Skip to content

Repo

Wrapper around a Git repository.

This class is the main entry point for mining repositories with diffhouse. When used in a with statement, it creates a non-persistent clone of the target repository from which data can be extracted.

Examples:

with Repo('https://github.com/user/repo') as r:
    for c in r.commits:
        print(c.commit_hash[:10], c.date, c.author_email)

    if len(r.branches.to_list()) > 100:
        print('🎉')

    df = r.diffs.to_pandas()

__init__

__init__(source: str, blobs: bool = True)

Initialize the repository.

Parameters:

Name Type Description Default
source str

URL or local path pointing to a Git repository.

required
blobs bool

Whether to download file contents.

True

commits

commits: Extractor[Commit]

Commit history of the repository.

Holds one record per commit.

filemods

filemods: Extractor[FileMod]

File modifications across the commit history.

Holds one record per modified file per commit. Note that this property is unavailable if blobs=False.

diffs

diffs: Extractor[Diff]

Source code changes across the commit history.

Holds one record per code chunk per file per commit. Note that this property is unavailable if blobs=False.

branches

branches: Extractor[Branch]

Branches of the repository.

tags

tags: Extractor[Tag]

Tag names of the repository.

source

source: str

Location where the repository was cloned from.

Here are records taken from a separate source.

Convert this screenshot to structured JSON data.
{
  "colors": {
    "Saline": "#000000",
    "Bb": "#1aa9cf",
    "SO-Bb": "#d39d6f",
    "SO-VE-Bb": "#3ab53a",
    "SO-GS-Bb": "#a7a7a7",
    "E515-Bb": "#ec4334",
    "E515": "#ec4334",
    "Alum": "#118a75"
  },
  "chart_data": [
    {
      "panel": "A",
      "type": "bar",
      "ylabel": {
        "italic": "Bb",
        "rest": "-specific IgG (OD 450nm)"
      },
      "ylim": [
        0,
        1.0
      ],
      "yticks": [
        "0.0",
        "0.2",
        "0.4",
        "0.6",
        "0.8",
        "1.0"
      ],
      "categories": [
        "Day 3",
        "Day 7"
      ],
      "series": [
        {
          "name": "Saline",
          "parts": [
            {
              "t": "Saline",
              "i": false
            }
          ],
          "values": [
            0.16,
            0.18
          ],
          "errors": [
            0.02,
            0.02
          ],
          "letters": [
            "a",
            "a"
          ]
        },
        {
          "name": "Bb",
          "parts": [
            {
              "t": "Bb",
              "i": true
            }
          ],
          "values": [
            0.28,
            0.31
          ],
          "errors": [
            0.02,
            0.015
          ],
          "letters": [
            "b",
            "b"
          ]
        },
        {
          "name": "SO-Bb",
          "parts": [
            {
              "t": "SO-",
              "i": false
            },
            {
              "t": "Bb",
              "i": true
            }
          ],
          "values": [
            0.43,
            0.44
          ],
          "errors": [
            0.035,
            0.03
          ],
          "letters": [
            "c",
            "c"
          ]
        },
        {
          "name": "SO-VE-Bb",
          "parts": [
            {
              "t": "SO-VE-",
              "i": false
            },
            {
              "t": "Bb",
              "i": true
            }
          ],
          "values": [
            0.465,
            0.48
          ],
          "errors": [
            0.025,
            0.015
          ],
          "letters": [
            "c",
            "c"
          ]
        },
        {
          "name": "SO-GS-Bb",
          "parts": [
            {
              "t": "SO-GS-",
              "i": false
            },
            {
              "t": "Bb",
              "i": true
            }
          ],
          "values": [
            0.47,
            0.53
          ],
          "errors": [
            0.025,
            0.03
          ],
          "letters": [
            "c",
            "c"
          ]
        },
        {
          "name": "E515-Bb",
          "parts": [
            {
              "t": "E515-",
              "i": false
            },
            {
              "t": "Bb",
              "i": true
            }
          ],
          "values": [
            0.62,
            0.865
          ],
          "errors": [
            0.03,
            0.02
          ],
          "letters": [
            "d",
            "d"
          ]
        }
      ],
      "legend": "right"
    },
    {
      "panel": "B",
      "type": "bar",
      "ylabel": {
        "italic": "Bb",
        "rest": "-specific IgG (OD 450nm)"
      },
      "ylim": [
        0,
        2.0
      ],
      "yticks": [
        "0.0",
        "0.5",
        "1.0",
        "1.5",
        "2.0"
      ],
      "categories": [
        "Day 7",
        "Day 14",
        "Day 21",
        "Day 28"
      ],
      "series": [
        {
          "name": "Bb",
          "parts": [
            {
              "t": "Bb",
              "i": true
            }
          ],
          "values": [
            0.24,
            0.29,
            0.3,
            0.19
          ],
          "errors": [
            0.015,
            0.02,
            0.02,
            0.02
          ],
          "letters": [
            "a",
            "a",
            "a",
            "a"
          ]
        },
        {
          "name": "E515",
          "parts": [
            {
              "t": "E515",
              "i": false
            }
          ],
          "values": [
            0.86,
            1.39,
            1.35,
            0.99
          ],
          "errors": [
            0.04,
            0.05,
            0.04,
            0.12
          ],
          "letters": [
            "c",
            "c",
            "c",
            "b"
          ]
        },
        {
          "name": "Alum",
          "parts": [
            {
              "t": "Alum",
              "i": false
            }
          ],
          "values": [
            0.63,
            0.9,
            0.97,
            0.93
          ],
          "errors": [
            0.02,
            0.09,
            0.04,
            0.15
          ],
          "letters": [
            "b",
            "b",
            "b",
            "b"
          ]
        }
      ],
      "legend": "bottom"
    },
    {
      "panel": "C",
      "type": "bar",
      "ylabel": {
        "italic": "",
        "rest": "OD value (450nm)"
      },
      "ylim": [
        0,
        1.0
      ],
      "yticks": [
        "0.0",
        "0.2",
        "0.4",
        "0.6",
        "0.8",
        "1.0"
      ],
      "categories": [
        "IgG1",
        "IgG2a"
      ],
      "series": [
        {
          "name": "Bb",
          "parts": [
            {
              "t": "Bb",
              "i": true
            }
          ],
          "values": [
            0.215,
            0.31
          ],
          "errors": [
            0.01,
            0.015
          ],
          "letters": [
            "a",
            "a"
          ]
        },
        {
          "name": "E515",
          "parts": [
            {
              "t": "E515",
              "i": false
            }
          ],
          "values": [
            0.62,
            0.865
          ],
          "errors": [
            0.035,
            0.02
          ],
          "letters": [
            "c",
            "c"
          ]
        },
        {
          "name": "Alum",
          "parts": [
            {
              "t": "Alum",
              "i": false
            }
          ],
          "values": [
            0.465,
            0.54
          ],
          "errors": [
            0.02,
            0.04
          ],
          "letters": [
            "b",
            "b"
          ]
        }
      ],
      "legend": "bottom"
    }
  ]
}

Can either be a remote URL or a local file URI based on the original input.

clone

clone() -> Repo

Set up a temporary clone of the repository.

This method is an alternative to with statements. Call dispose() to free up resources when done.

Returns:

Type Description
Repo

self

dispose

dispose() -> None

Free up resources associated with the object.

Only needed when clone() is used directly.